Scholastic Press, 2012
    Unspoken is masterfully drawn by Henry Cole. Although it is a wordless picture book, a rich historical fiction story is told through Cole’s sketches. In the book, a girl is depicted living on a farm around the time of the Civil War.  When she goes out to the barn, she hears a rustling in the stored corn stalks. She realizes that there is someone hiding under dried stalks, and runs back home. The thought of someone out there weighs on her mind, and she sneaks out to leave some food for the stranger. She continues to sneak meals out to the mystery person in the barn. One day, two soldiers arrive looking for any runaway slaves and sternly show a poster that declares, “Wanted, Escaped! Reward!” The soldiers leave empty handed, and the little girl goes to check on the runaway. She discovers that the slave has moved on safely, but she is left to wonder where the slave went beyond her farm.  This wordless book has great depth in its storyline, and the reader "reads" the story with the powerful illustrations.
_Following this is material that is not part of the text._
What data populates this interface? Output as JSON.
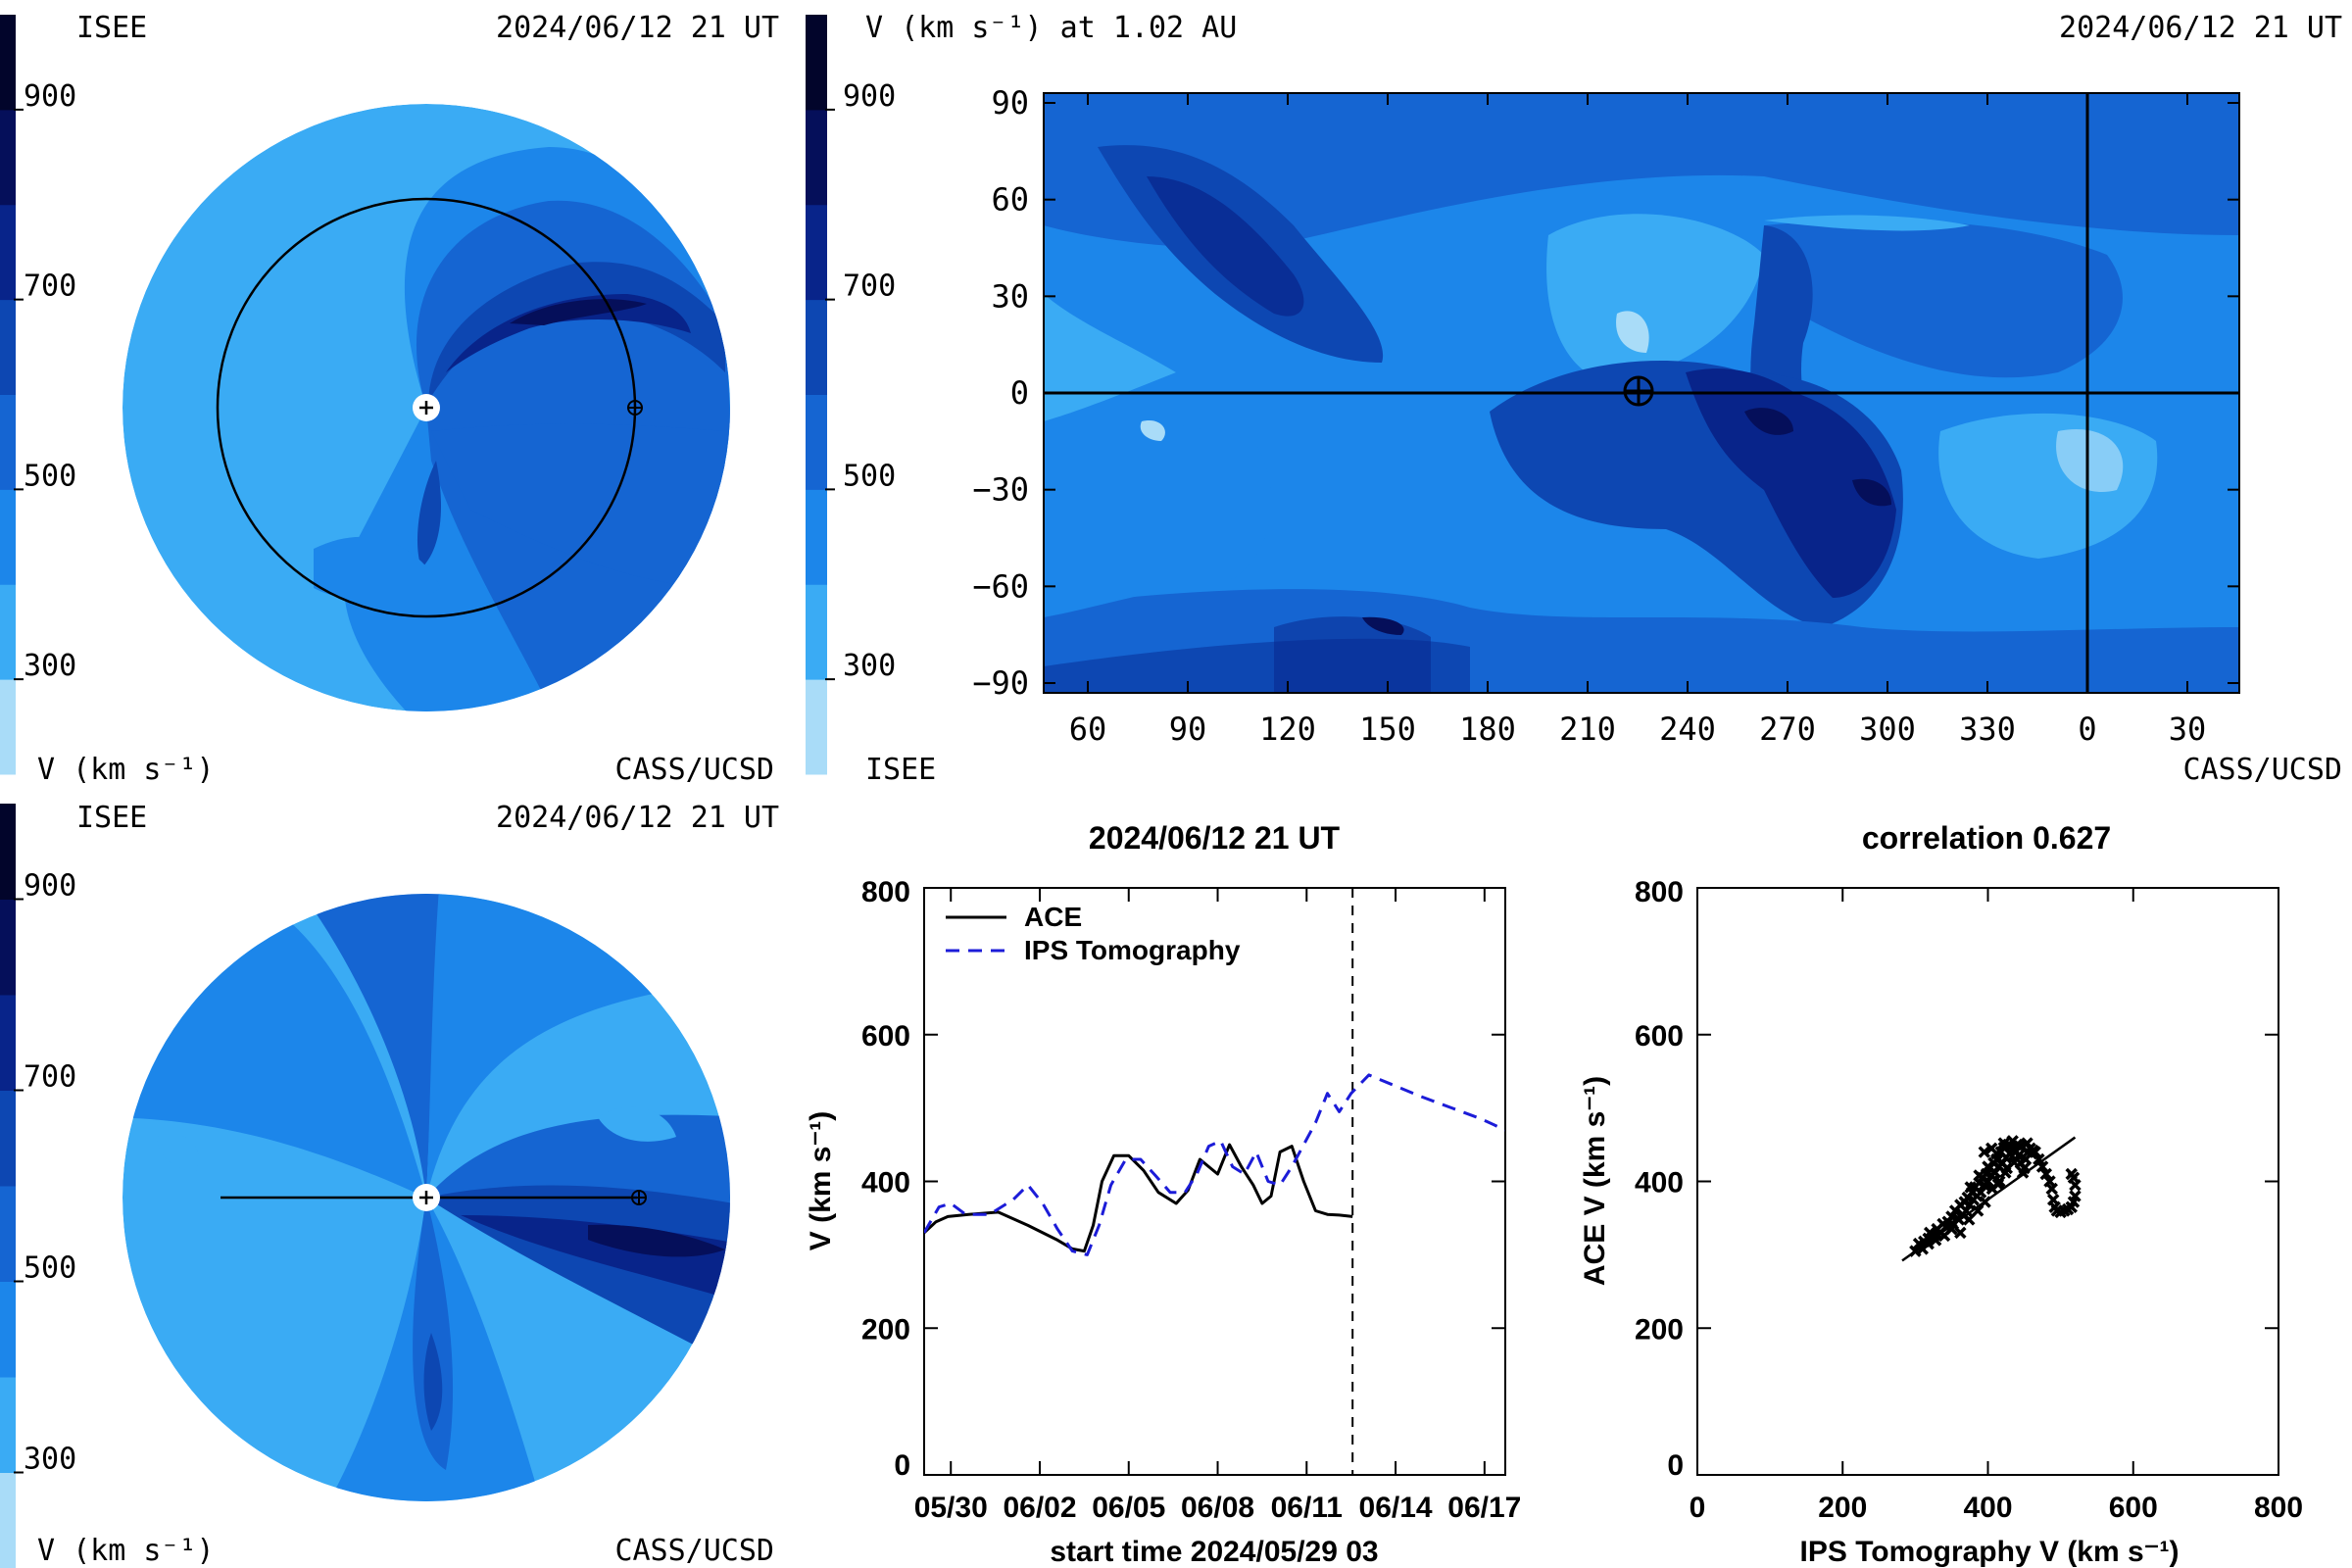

In the author's note at the end of the book, Cole explains, "Because I made only the pictures, I'm hoping you will write the words and make this story your own - filling in all that has been unspoken." It is an excellent mentor text for using inferences to figure out what the author doesn't specifically tell you with words. The trait of presentation can be discussed, despite that the story is wordless, due to the the book's distinctive composition. Also, the trait of ideas could be explored with the assistance of the author's note at the end of the story which explains the true historical inspiration.



  1. I love all these books! Thanks for sharing....

  2. So many great titles! Thank you for the detailed summaries and suggestions for using with students.